J’ai eu la même réponse de sa part plusieurs fois, mot pour mot. Il en est de même de nombreux autres qui font rapport sur ce sujet et recherchent des informations. Gough est assez clair à ce sujet. La position officielle est déposée sous notre vieil ami, «préoccupations génériques de sécurité nationale». Ils ne divulgueront pas «les détails des rapports, observations ou examens des incursions signalées». Pourtant, c’est précisément le genre de choses sur lesquelles nous avons hâte de leur poser des questions.

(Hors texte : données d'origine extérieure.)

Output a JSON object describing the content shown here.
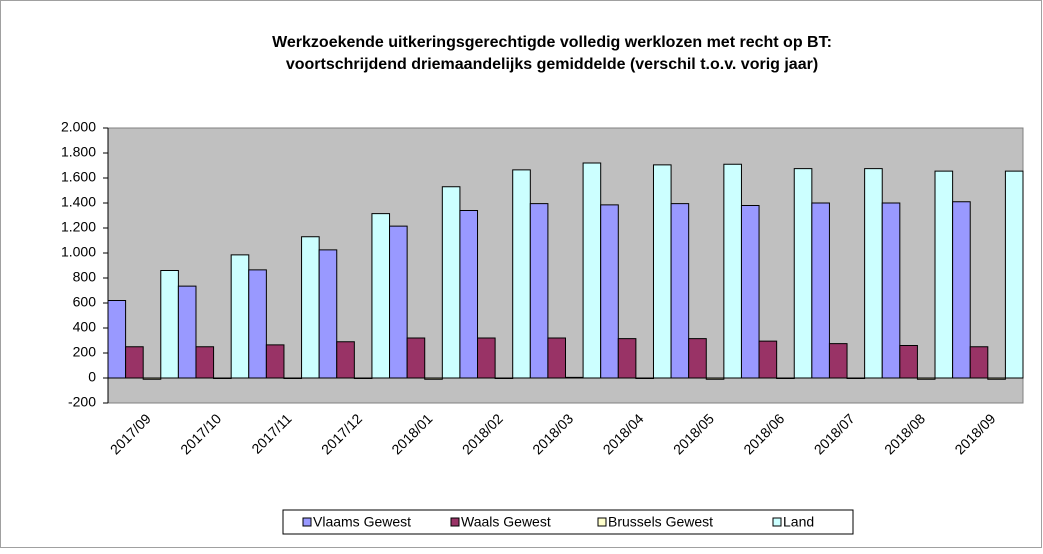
{
  "chart_data": {
    "type": "bar",
    "title": "Werkzoekende uitkeringsgerechtigde volledig werklozen met recht op BT:",
    "subtitle": "voortschrijdend driemaandelijks gemiddelde (verschil t.o.v. vorig jaar)",
    "categories": [
      "2017/09",
      "2017/10",
      "2017/11",
      "2017/12",
      "2018/01",
      "2018/02",
      "2018/03",
      "2018/04",
      "2018/05",
      "2018/06",
      "2018/07",
      "2018/08",
      "2018/09"
    ],
    "series": [
      {
        "name": "Vlaams Gewest",
        "color": "#9999ff",
        "values": [
          620,
          735,
          865,
          1025,
          1215,
          1340,
          1395,
          1385,
          1395,
          1380,
          1400,
          1400,
          1410
        ]
      },
      {
        "name": "Waals Gewest",
        "color": "#993366",
        "values": [
          250,
          250,
          265,
          290,
          320,
          320,
          320,
          315,
          315,
          295,
          275,
          260,
          250
        ]
      },
      {
        "name": "Brussels Gewest",
        "color": "#ffffcc",
        "values": [
          -10,
          0,
          0,
          0,
          -10,
          0,
          5,
          0,
          -10,
          0,
          0,
          -10,
          -10
        ]
      },
      {
        "name": "Land",
        "color": "#ccffff",
        "values": [
          860,
          985,
          1130,
          1315,
          1530,
          1665,
          1720,
          1705,
          1710,
          1675,
          1675,
          1655,
          1655
        ]
      }
    ],
    "ylim": [
      -200,
      2000
    ],
    "yticks": [
      -200,
      0,
      200,
      400,
      600,
      800,
      {
        "value": 1000,
        "label": "1.000"
      },
      {
        "value": 1200,
        "label": "1.200"
      },
      {
        "value": 1400,
        "label": "1.400"
      },
      {
        "value": 1600,
        "label": "1.600"
      },
      {
        "value": 1800,
        "label": "1.800"
      },
      {
        "value": 2000,
        "label": "2.000"
      }
    ],
    "grid": false,
    "plot_background": "#c0c0c0",
    "legend": "bottom"
  }
}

Il est également possible que même le Sénat n’obtienne pas grand-chose. Il n’y a pas de dispositions de financement liées au langage de l’AAI, de sorte que le Sénat n’a pas grand-chose à tenir sur la tête des militaires pour les forcer à se conformer. Le Pentagone a fait des choses comme ça dans le passé. Ils répondent en disant qu’ils n’ont pas assez de temps pour se conformer à la demande et qu’ils auront besoin d’une prolongation. Et peut-être une autre extension. Et un autre.

Je vais arrêter d’être une couverture si mouillée maintenant et laisser tout le monde revenir à la fête de la «Divulgation de décembre». Mais faisons-le avec des attentes mesurées, en tenant compte de la nature secrète du gouvernement et de sa grande réticence à être honnête et à admettre qu’il a préparé quelque chose que le public n’aimera pas. Par exemple… mentir sur l’une des découvertes les plus remarquables de l’histoire de l’humanité depuis plus de soixante-dix ans.